Government wants learning difficulties initiatives to be person-centred

Learning disability partnership boards must make the development
of person-centred approaches to commissioning, providing and
organising services a top priority, according to new department of
health guidance, writes Lauren
Revans
.

‘Planning with People: Towards person centred approaches’ is
intended to help partnership boards produce their frameworks for
person-centred planning by April 2002, as required by the learning
difficulties white paper ‘Valuing People’ published last March.

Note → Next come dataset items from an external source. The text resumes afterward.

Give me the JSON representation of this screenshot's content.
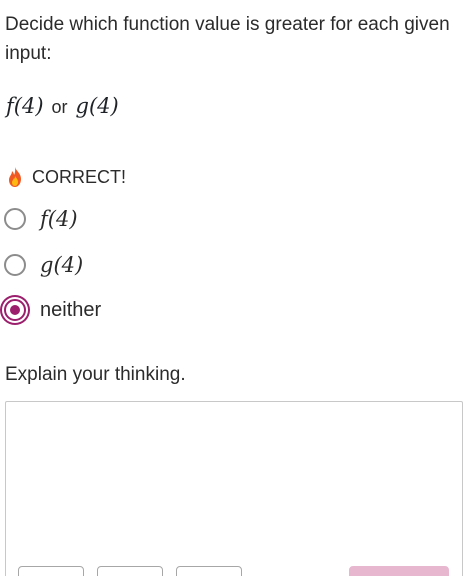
{
  "question": {
    "text": "Decide which function value is greater for each given input:"
  },
  "prompt": {
    "left": "f(4)",
    "or_label": "or",
    "right": "g(4)"
  },
  "feedback": {
    "icon": "flame-icon",
    "text": "CORRECT!"
  },
  "choices": [
    {
      "label": "f(4)",
      "selected": false
    },
    {
      "label": "g(4)",
      "selected": false
    },
    {
      "label": "neither",
      "selected": true
    }
  ],
  "explain": {
    "label": "Explain your thinking.",
    "value": ""
  },
  "colors": {
    "accent": "#9b1f6c",
    "button_primary": "#e7b7cf"
  }
}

The guidance describes person-centred planning as “a process for
continual listening and learning” to help understand a
person’s capacities and choices. It bills it as “a basis for
problem solving and negotiation to mobilise the resources
necessary”, and therefore pivotal to achieving organisational
cultural and practice change.

The guidance stresses that person-centred planning must never
become compulsory for people, and that completing large numbers of
plans must not become a measure of a service agency’s
success.

Person-centred frameworks should include a statement of purpose
explaining how person-centred planning will contribute to the local
achievement of Valuing People objectives, details of a
sub-group of the partnership board to act as an implementation
group, and an action plan.

To deliver their action plans, partnership boards are advised to
empower people with learning difficulties and their families by
assisting and involving them, to provide high-quality training for
person-centred planning facilitators and an introductory overview
of person-centred approaches and planning to all service providers
and users who wish to access it, and to evaluate whether
person-centred planning is actually changing people’s lives
and services.

To help implement Valuing People, the department of health
announced at the end of December the appointment of eight regional
members of a new implementation support team to join learning
disability director of implementation Rob Greig in supporting and
advising local partnership boards and developing regional
networks.

A new learning disability taskforce to oversee implementation
was also set up at the end of December, which will be co-chaired by
Somerset social services director Chris Davies and service-user and
London People First member Michelle Chinery.